His Honour’s then considered the question of hardship that might arise from the forfeiture of the property.  It was not in dispute that Mr Richardson was 82 years old, suffered from a range of medical conditions, was in custody and yet to be sentenced for his offending and had owned the property for 57 years, it having been purchased in 1962 for $1,850 without a mortgage.  It was also not in the dispute that the property had been the primary residence of Mr Richardson for approximately 37 years and had a present day value of approximately $1 million.

His Honour noted:

As stated by Kaye J, the question is ultimately whether an order for forfeiture of the property would involve undue hardship to the Respondent which would be unacceptably disproportionate, particularly in comparison to the Respondent’s offending and his antecedents, and his use of the property.

His Honour then set out the matters to which he had regard in considering the exercise of the discretion to order forfeiture (at [46]):

  • The intent of the legislation.
  • The gravity of the offending and its lasting impact upon its victims.
  • The historical nature of the offending, including that it finished 45 years ago.
  • The Respondent’s antecedents, namely his prior good character and the life he has lived since the offending ended.
  • That the property was not purchased with any tainted funds.
  • That the property was not bought with a purpose of use in connection with the offences of which the Respondent has been found guilty.
  • The value of the property.
  • The Respondent’s advanced age.
  • The Respondent’s undoubted multiple and complex medical conditions.
  • The Respondent’s manifest inability to gain employment.
  • The Respondent’s inability to raise funds to purchase a future home.
  • The Respondent’s reliance, if forfeiture were ordered, upon the funds in a bank account from which he would have to pay for housing and for aged care (being the sum of about $270,000).
  • The significant prospect of homelessness should the forfeiture be ordered.

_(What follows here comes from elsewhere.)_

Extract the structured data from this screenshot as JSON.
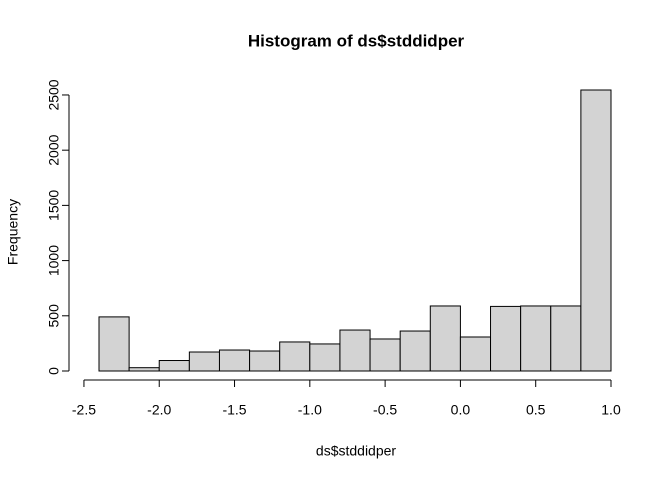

After considering each of these matters, his Honour stated that he could not be satisfied that it is appropriate to make the order for forfeiture sought by the DPP (at [47]).

The DPP contended, in the course of the hearing, that the court had the power to make a partial forfeiture order, notwithstanding the fact that the title of the property was in the sole name of Mr Richardson.  The position of Mr Richardson was that the court had no power to make such partial forfeiture order in respect of a single title.  His Honour concluded that the court did not have power to order partial forfeiture where Mr Richardson was the sole registered proprietor of the property and no other discernible interests were held by third parties in the property.

Conclusion

The case is important in that it, for the first time since 1992, considered the operation of the Confiscation Act 1997 in the context of forfeiture based on sexual offending.  It is clear that in appropriate circumstances, property may well be regarded as having been used in or connection with the commission of sexual offences.  Thereafter, it is a matter of assessing the discretionary factors to determine whether, in the exercise of that discretion, forfeiture should be ordered or whether that would be disproportionately harsh so as to give rise to undue hardship.